Britta Hinkel über Witze in Corona-Zeiten.

Neulich fragt mich meine beste Freundin Pia: „Darf man eigentlich Witze über Corona machen?“

„Ja, klar“, sag ich.

„Findest du das nicht pietätlos? Schließlich sterben täglich Menschen an dem Virus. Es kursieren große Ängste . . .“, sagt Pia.

„Ich weiß. Wir erleben gerade herbe Einschnitte: Firmen gehen pleite, Existenzen sind bedroht, die Wirtschaft steht unter extremem Druck, Begegnungen liegen auf Eis, Vereinsamung droht, im Homeoffice lauert der Lagerkoller, Eltern stoßen täglich an die Grenze ihrer Belastbarkeit und, und, und“, sag ich.

„Und trotzdem darf man Witze über Corona machen?“, sagt Pia.

„Klar! Es gibt auch Witze über Hitler. Man kann über alles Witze machen“, sag ich.

„Find ich nicht gut!“, sagt Pia.

„Warum nicht? Ich glaube, der Witz an sich ist nur ein Instrument. Virtuos eingesetzt, ist es ein Segen. Von Dilettanten benutzt, eher ein Fluch. Ein Witz, der Gefühle nicht verletzt, sondern für ein befreiendes Lachen sorgt, tut nicht nur gut, sondern ist sogar wichtig. Humor kann ungemein hilfreich sein, emotionale Durststrecken zu überstehen, und guter Humor streichelt die Seele“, sag ich.

„Es ist also nicht zynisch, über Corona zu lachen?“, sagt Pia.

„Nein! Zynisch finde ich da eher manch gut gemeinten Rat. Zum Beispiel: Nutzen Sie die Zeit, entschleunigen Sie, und lesen Sie mal wieder ein gutes Buch!“, sag ich.

„Was bitte ist daran zynisch?“, sagt Pia.

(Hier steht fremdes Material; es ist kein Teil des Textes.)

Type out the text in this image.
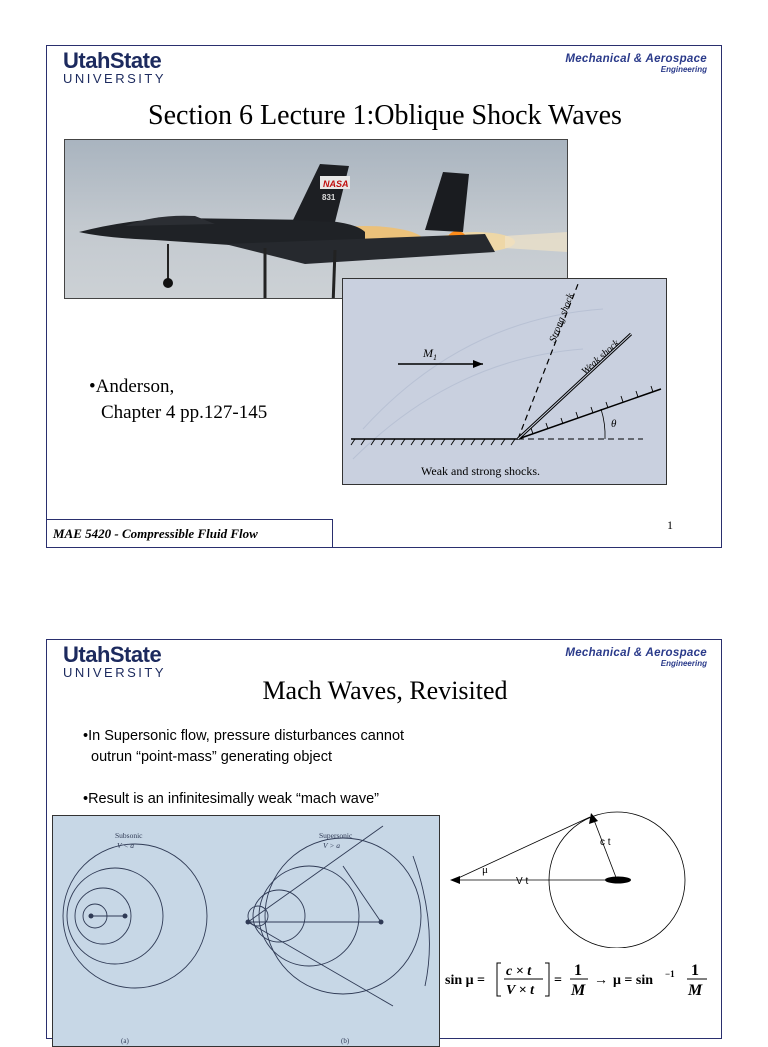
UtahState
UNIVERSITY
Mechanical & Aerospace
Engineering
Section 6 Lecture 1:Oblique Shock Waves
NASA
831
$M_1$
θ
Strong shock
Weak shock
Weak and strong shocks.
•Anderson,
Chapter 4 pp.127-145
MAE 5420 - Compressible Fluid Flow
1
UtahState
UNIVERSITY
Mechanical & Aerospace
Engineering
Mach Waves, Revisited
•In Supersonic flow, pressure disturbances cannot
outrun “point-mass” generating object
•Result is an infinitesimally weak “mach wave”
Subsonic
V < a
Supersonic
V > a
(a)	(b)
μ
V t
c t
sin μ =
c × t
V × t
=
1
M
→ μ = sin −1 1
M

„Die Corona-Zeiten zu romantisieren. Das finde ich den meisten Menschen gegenüber ziemlich unsensibel. Wer mit seinen Kindern in einer kleinen Wohnung festhängt, wer Existenzängste schiebt, weil sein Arbeitsplatz wackelt, wer als Risikopatient Panik hat, sich zu infizieren, der dürfte zurzeit keine Muse haben, ein gutes Buch zu lesen. Sich jetzt relaxt zurückzulehnen, das kann sich maximal eine kleine, privilegierte, sorgenfreie Gruppe leisten“, sag ich.

„Also doch Schluss mit lustig?“, sagt Pia.

„Im Gegenteil! Aber für ein gutes Buch braucht es Gelassenheit. Ein guter Witz, der erreicht uns auch im größten Stress“, sag ich.